The entrance to their cavern, which is about as large as the door of the cathedral at Coblentz, was fortified by a double parapet furnished with loop-holes. The intercepted brook did not pour its waters into the main entrance, but into a side opening, underneath which was the hoisting wheel. This wheel also turned the mill-stone, which ground the rye used by the robbers.

The band included a miller as well as a smith, a shoemaker and a tailor. As it is dark in the cave, all work was performed by torchlight. Where all the torches used in the cavern were procured I learned afterward.

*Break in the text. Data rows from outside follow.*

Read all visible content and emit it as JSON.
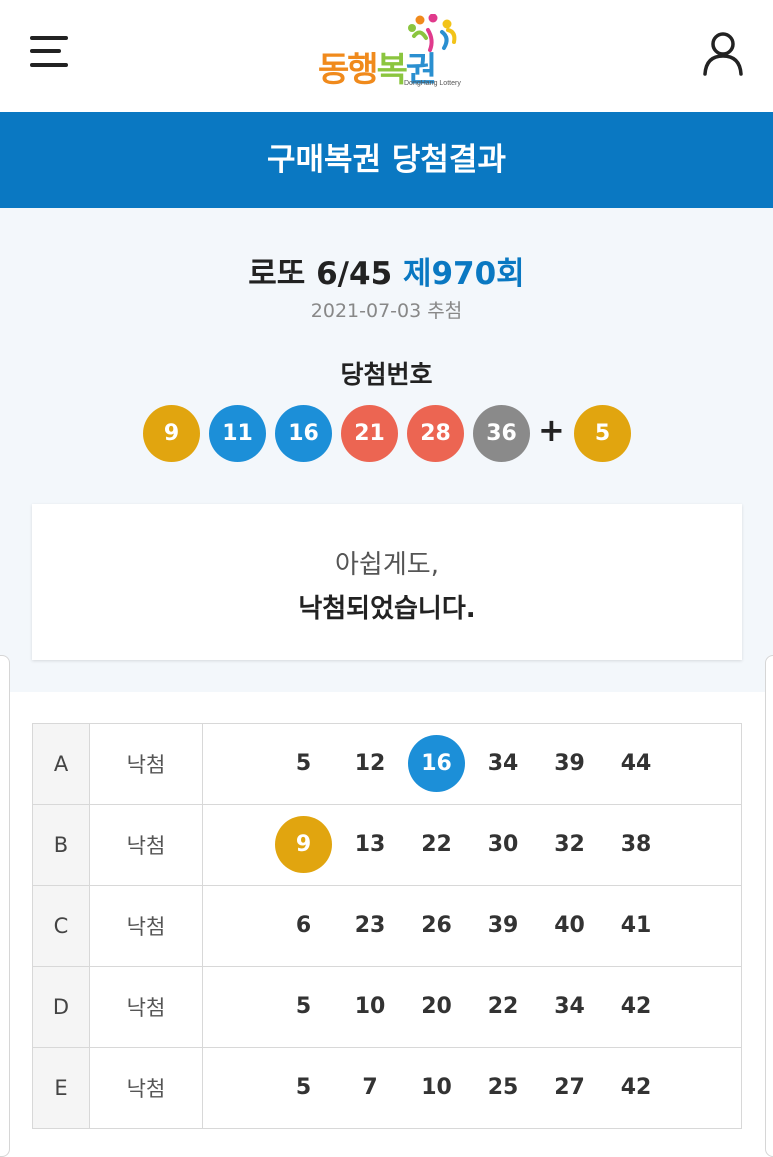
{
  "header": {
    "logo_brand": "동행복권",
    "logo_subtitle": "DongHang Lottery",
    "menu_icon": "hamburger-menu-icon",
    "user_icon": "user-profile-icon"
  },
  "page_title": "구매복권 당첨결과",
  "result": {
    "game_name": "로또 6/45",
    "round": "제970회",
    "draw_date": "2021-07-03 추첨",
    "winning_label": "당첨번호",
    "winning_numbers": [
      {
        "value": "9",
        "color": "#e1a50f"
      },
      {
        "value": "11",
        "color": "#1c8fd8"
      },
      {
        "value": "16",
        "color": "#1c8fd8"
      },
      {
        "value": "21",
        "color": "#ec6552"
      },
      {
        "value": "28",
        "color": "#ec6552"
      },
      {
        "value": "36",
        "color": "#8a8a8a"
      }
    ],
    "plus_sign": "+",
    "bonus_number": {
      "value": "5",
      "color": "#e1a50f"
    }
  },
  "message": {
    "line1": "아쉽게도,",
    "line2": "낙첨되었습니다."
  },
  "tickets": [
    {
      "id": "A",
      "status": "낙첨",
      "numbers": [
        "5",
        "12",
        "16",
        "34",
        "39",
        "44"
      ],
      "matched": [
        "16"
      ]
    },
    {
      "id": "B",
      "status": "낙첨",
      "numbers": [
        "9",
        "13",
        "22",
        "30",
        "32",
        "38"
      ],
      "matched": [
        "9"
      ]
    },
    {
      "id": "C",
      "status": "낙첨",
      "numbers": [
        "6",
        "23",
        "26",
        "39",
        "40",
        "41"
      ],
      "matched": []
    },
    {
      "id": "D",
      "status": "낙첨",
      "numbers": [
        "5",
        "10",
        "20",
        "22",
        "34",
        "42"
      ],
      "matched": []
    },
    {
      "id": "E",
      "status": "낙첨",
      "numbers": [
        "5",
        "7",
        "10",
        "25",
        "27",
        "42"
      ],
      "matched": []
    }
  ],
  "colors": {
    "brand_blue": "#0a78c2",
    "ball_yellow": "#e1a50f",
    "ball_blue": "#1c8fd8",
    "ball_red": "#ec6552",
    "ball_gray": "#8a8a8a"
  }
}
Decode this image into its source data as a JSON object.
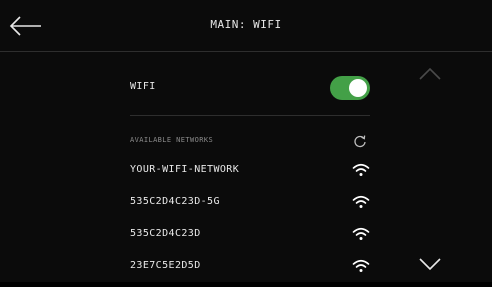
{
  "colors": {
    "accent": "#43a047",
    "background": "#0b0b0b",
    "text": "#e8e8e8",
    "muted": "#8a8a8a"
  },
  "header": {
    "title": "MAIN: WIFI",
    "back_icon": "arrow-left-icon"
  },
  "wifi": {
    "label": "WIFI",
    "enabled": true
  },
  "networks_section": {
    "label": "AVAILABLE NETWORKS",
    "refresh_icon": "refresh-icon"
  },
  "networks": [
    {
      "name": "YOUR-WIFI-NETWORK",
      "signal_icon": "wifi-signal-icon"
    },
    {
      "name": "535C2D4C23D-5G",
      "signal_icon": "wifi-signal-icon"
    },
    {
      "name": "535C2D4C23D",
      "signal_icon": "wifi-signal-icon"
    },
    {
      "name": "23E7C5E2D5D",
      "signal_icon": "wifi-signal-icon"
    }
  ],
  "scroll": {
    "up_icon": "chevron-up-icon",
    "down_icon": "chevron-down-icon"
  }
}
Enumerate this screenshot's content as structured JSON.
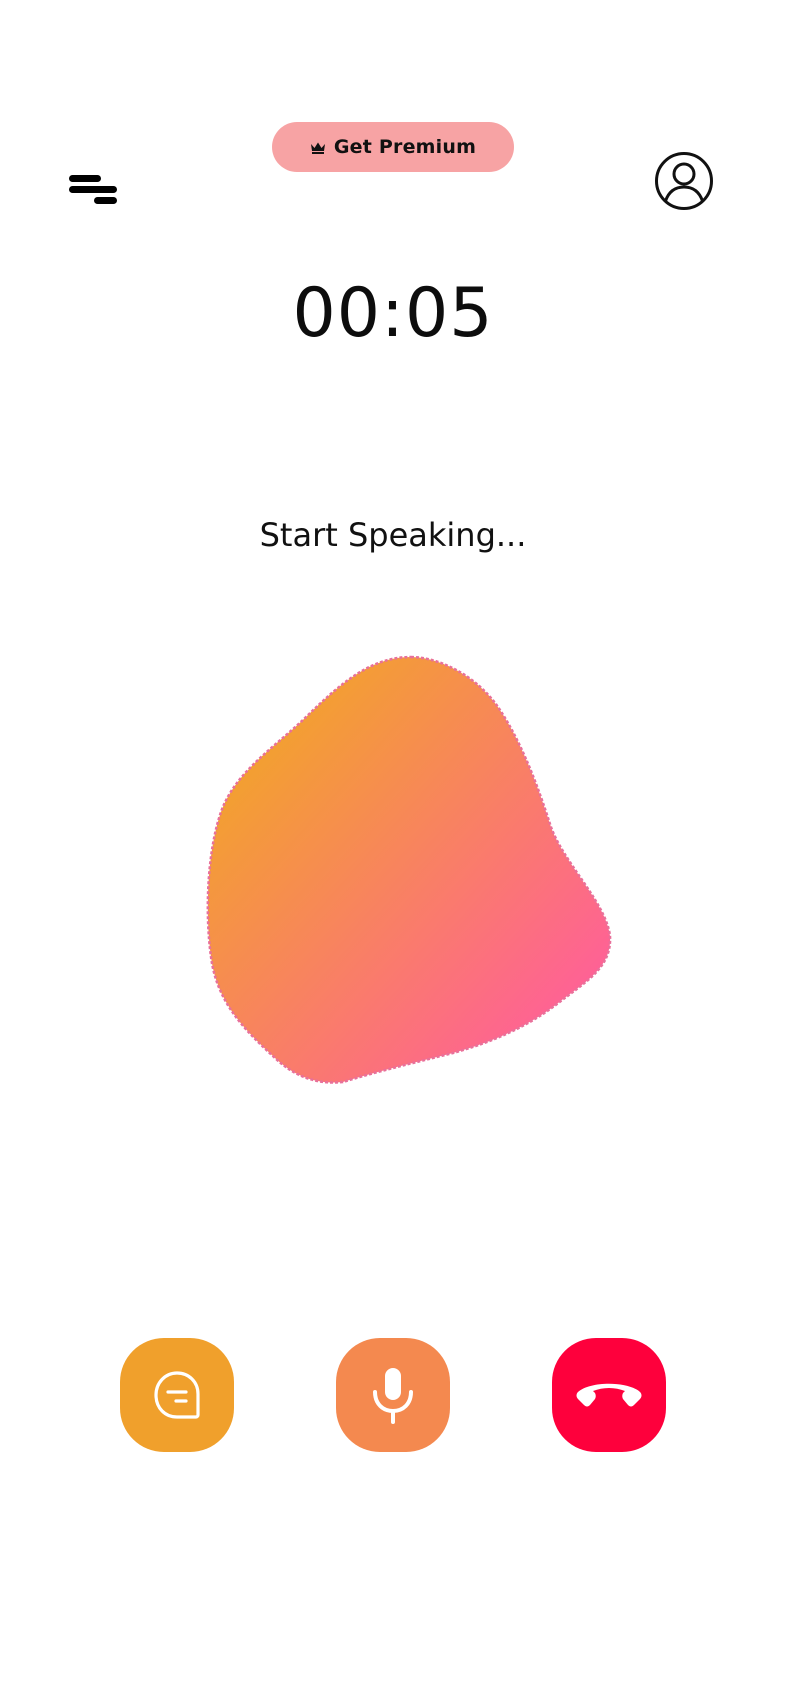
{
  "header": {
    "premium_label": "Get Premium"
  },
  "call": {
    "timer": "00:05",
    "status": "Start Speaking..."
  },
  "icons": {
    "menu": "menu-icon",
    "crown": "crown-icon",
    "profile": "user-profile-icon",
    "chat": "chat-bubble-icon",
    "mic": "microphone-icon",
    "end_call": "phone-hangup-icon"
  },
  "colors": {
    "premium_bg": "#F7A3A4",
    "chat_button": "#F0A02C",
    "mic_button": "#F4894F",
    "end_call_button": "#FE003C",
    "blob_gradient_start": "#F2A42A",
    "blob_gradient_end": "#FF5E9B"
  }
}
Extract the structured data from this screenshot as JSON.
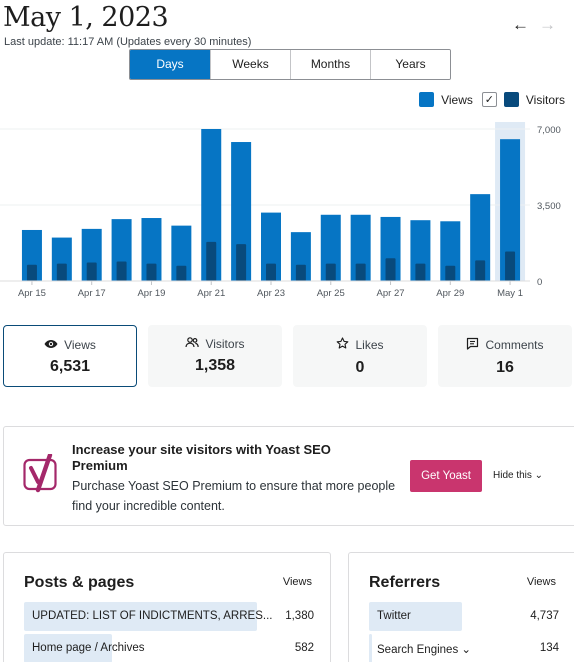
{
  "header": {
    "date": "May 1, 2023",
    "last_update": "Last update: 11:17 AM (Updates every 30 minutes)",
    "prev_arrow": "←",
    "next_arrow": "→"
  },
  "period_tabs": [
    {
      "label": "Days",
      "active": true
    },
    {
      "label": "Weeks",
      "active": false
    },
    {
      "label": "Months",
      "active": false
    },
    {
      "label": "Years",
      "active": false
    }
  ],
  "legend": {
    "views_label": "Views",
    "visitors_label": "Visitors",
    "visitors_checked": "✓"
  },
  "colors": {
    "views": "#0675c4",
    "visitors": "#084a7c",
    "highlight": "#dfeaf5",
    "accent": "#0675c4",
    "promo_cta": "#c9356e"
  },
  "chart_data": {
    "type": "bar",
    "categories": [
      "Apr 15",
      "Apr 16",
      "Apr 17",
      "Apr 18",
      "Apr 19",
      "Apr 20",
      "Apr 21",
      "Apr 22",
      "Apr 23",
      "Apr 24",
      "Apr 25",
      "Apr 26",
      "Apr 27",
      "Apr 28",
      "Apr 29",
      "Apr 30",
      "May 1"
    ],
    "tick_labels": [
      "Apr 15",
      "",
      "Apr 17",
      "",
      "Apr 19",
      "",
      "Apr 21",
      "",
      "Apr 23",
      "",
      "Apr 25",
      "",
      "Apr 27",
      "",
      "Apr 29",
      "",
      "May 1"
    ],
    "series": [
      {
        "name": "Views",
        "values": [
          2350,
          2000,
          2400,
          2850,
          2900,
          2550,
          7000,
          6400,
          3150,
          2250,
          3050,
          3050,
          2950,
          2800,
          2750,
          4000,
          6531
        ]
      },
      {
        "name": "Visitors",
        "values": [
          750,
          800,
          850,
          900,
          800,
          700,
          1800,
          1700,
          800,
          750,
          800,
          800,
          1050,
          800,
          700,
          950,
          1358
        ]
      }
    ],
    "y_ticks": [
      "0",
      "3,500",
      "7,000"
    ],
    "ylim": [
      0,
      7000
    ],
    "highlighted_category": "May 1",
    "grid": true,
    "legend_position": "top-right"
  },
  "stats": [
    {
      "icon": "eye-icon",
      "glyph": "👁",
      "label": "Views",
      "value": "6,531",
      "active": true
    },
    {
      "icon": "people-icon",
      "glyph": "👥",
      "label": "Visitors",
      "value": "1,358",
      "active": false
    },
    {
      "icon": "star-icon",
      "glyph": "☆",
      "label": "Likes",
      "value": "0",
      "active": false
    },
    {
      "icon": "comment-icon",
      "glyph": "🗨",
      "label": "Comments",
      "value": "16",
      "active": false
    }
  ],
  "promo": {
    "heading": "Increase your site visitors with Yoast SEO Premium",
    "description": "Purchase Yoast SEO Premium to ensure that more people find your incredible content.",
    "cta": "Get Yoast",
    "hide": "Hide this ⌄"
  },
  "posts": {
    "title": "Posts & pages",
    "column": "Views",
    "rows": [
      {
        "label": "UPDATED: LIST OF INDICTMENTS, ARRES...",
        "value": "1,380",
        "fraction": 0.93
      },
      {
        "label": "Home page / Archives",
        "value": "582",
        "fraction": 0.35
      }
    ]
  },
  "referrers": {
    "title": "Referrers",
    "column": "Views",
    "rows": [
      {
        "label": "Twitter",
        "value": "4,737",
        "fraction": 0.62
      },
      {
        "label": "Search Engines ⌄",
        "value": "134",
        "fraction": 0.02
      }
    ]
  }
}
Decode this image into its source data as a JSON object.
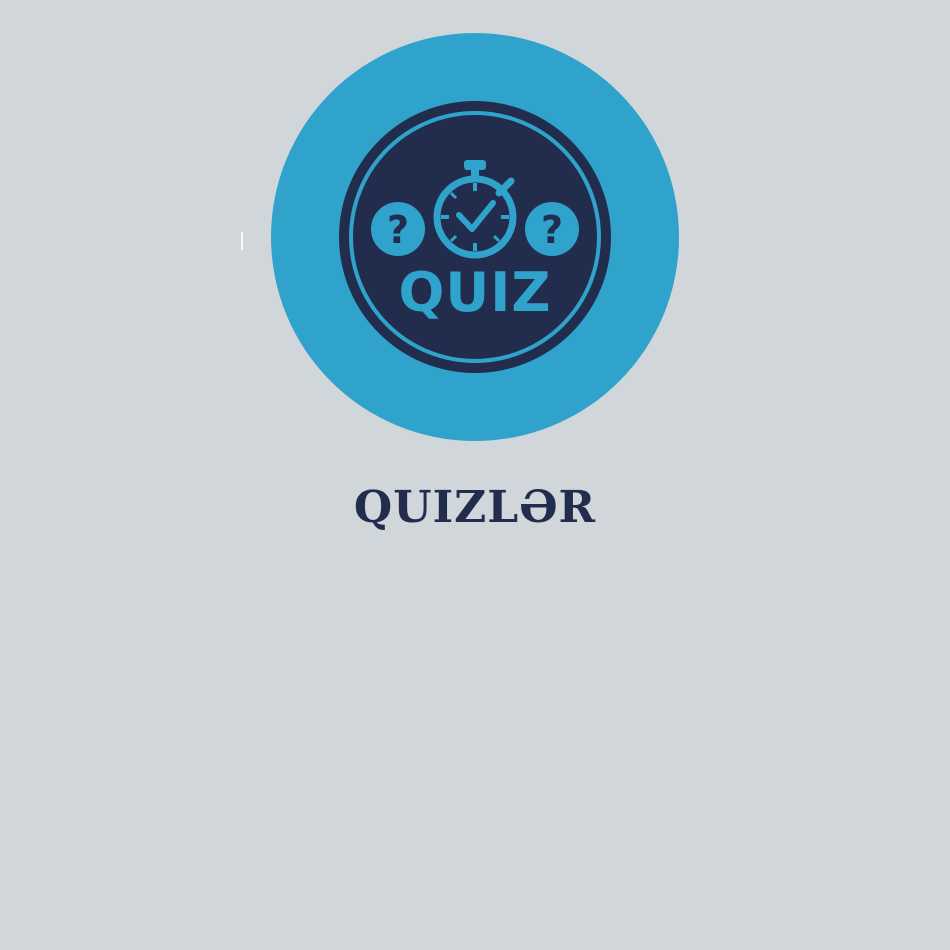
{
  "colors": {
    "background": "#d1d6db",
    "badge_outer": "#2fa3cb",
    "badge_inner": "#222d4e",
    "accent": "#2fa3cb",
    "title_text": "#222d4e"
  },
  "badge": {
    "label": "QUIZ",
    "question_mark_left": "?",
    "question_mark_right": "?",
    "icons": [
      "question-mark-icon",
      "stopwatch-icon",
      "checkmark-icon",
      "question-mark-icon"
    ]
  },
  "title": "QUIZLƏR"
}
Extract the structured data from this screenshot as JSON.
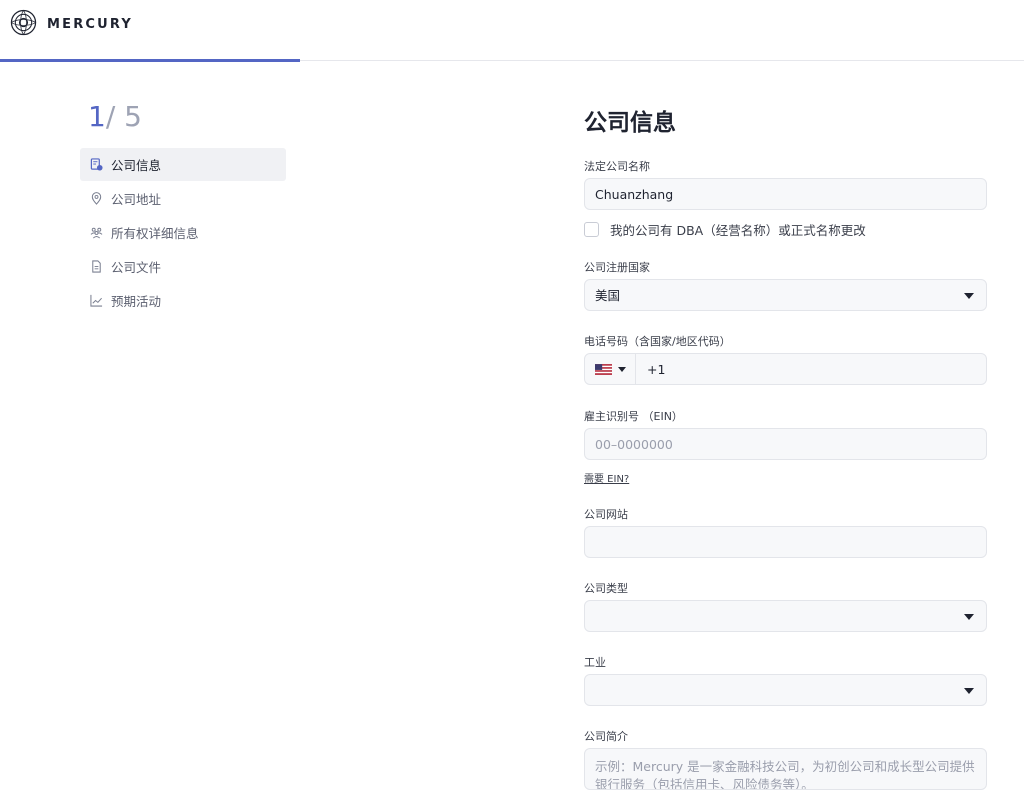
{
  "brand": {
    "name": "MERCURY"
  },
  "progress": {
    "fraction": 0.2
  },
  "steps": {
    "current": "1",
    "separator": "/",
    "total": "5"
  },
  "sidebar": {
    "items": [
      {
        "label": "公司信息",
        "icon": "document-person-icon",
        "active": true
      },
      {
        "label": "公司地址",
        "icon": "location-pin-icon",
        "active": false
      },
      {
        "label": "所有权详细信息",
        "icon": "people-icon",
        "active": false
      },
      {
        "label": "公司文件",
        "icon": "file-icon",
        "active": false
      },
      {
        "label": "预期活动",
        "icon": "line-chart-icon",
        "active": false
      }
    ]
  },
  "form": {
    "title": "公司信息",
    "legal_name": {
      "label": "法定公司名称",
      "value": "Chuanzhang"
    },
    "dba": {
      "label": "我的公司有 DBA（经营名称）或正式名称更改",
      "checked": false
    },
    "country": {
      "label": "公司注册国家",
      "value": "美国"
    },
    "phone": {
      "label": "电话号码（含国家/地区代码）",
      "flag": "us-flag-icon",
      "value": "+1"
    },
    "ein": {
      "label": "雇主识别号 （EIN）",
      "placeholder": "00–0000000",
      "help_link": "需要 EIN?"
    },
    "website": {
      "label": "公司网站",
      "value": ""
    },
    "company_type": {
      "label": "公司类型",
      "value": ""
    },
    "industry": {
      "label": "工业",
      "value": ""
    },
    "description": {
      "label": "公司简介",
      "placeholder": "示例：Mercury 是一家金融科技公司，为初创公司和成长型公司提供银行服务（包括信用卡、风险债务等）。"
    }
  },
  "colors": {
    "accent": "#5466c4",
    "field_bg": "#f7f8fa",
    "border": "#e3e5ea"
  }
}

The fore part of the cavern, into which the rays of the blessed sun penetrate as far as the opposite wall permits, is like a vaulted hall. In it were stored the weapons: all manner of fire-arms, all patterns of cutting, thrusting and hurling implements, which had been purloined from the armories of noble castles. Here, for the first time, I saw an old-time culverin, rusty with age and for want of care. In this part of the cavern were stored also the provisions in huge stone receptacles—enough to feed four hundred men during a long siege.

From the provision chamber a low, narrow passage leads to the mill-cave, but, as I never entered it, I cannot tell you just what it contained.

The main cavern is spacious as a church. When the entire band were assembled in the vast hall they were as lost in it. The arched roof is so high above the floor it is invisible in the gloom, which not even the light of many torches can dispel.

From this hall numerous narrow passages and corridors lead to smaller caves, in which the artisans of the band performed their labors. These unfortunates certainly must have been captives; for it is hardly possible that any man would, of his own free will, consent to pass his life toiling in so gloomy a hole. When we arrived at the cavern the leader asked me if I had a trade, and, as I could truthfully reply that the only one I was perfectly familiar with was that of bombardier, I did so.

"Very good; you shall soon have an opportunity to prove that you understand your trade as thoroughly as you say," he growled. "It is not safe to boast here, my lad, and not be able to perform—as you shall soon learn."

Meanwhile the robbers had hoisted to the cavern the booty taken from the Tartars. It was stored in one of the smaller chambers, into which I merely got a glimpse, as they rolled the huge slab of granite from the entrance, but that fleeting glance was enough to dazzle my eyes. There were heaps on heaps of costly articles: robes, mantles, vestments, richly embroidered with gold and precious gems, gold and silver chalices, shrines, ciboria, pastoral staffs, and a host of valuables too numerous to remember. Had the haidemaken only decided to disband then, every one of them would have received a fortune as his share of the plunder.

It is not to be wondered at that such stores of gold and silver had accumulated. The robbers never had occasion to need money.

The provision chamber was filled with food and drink. Such quantities of meat and bread were served that every man had all he wanted to eat, while casks of metheglin were constantly on tap.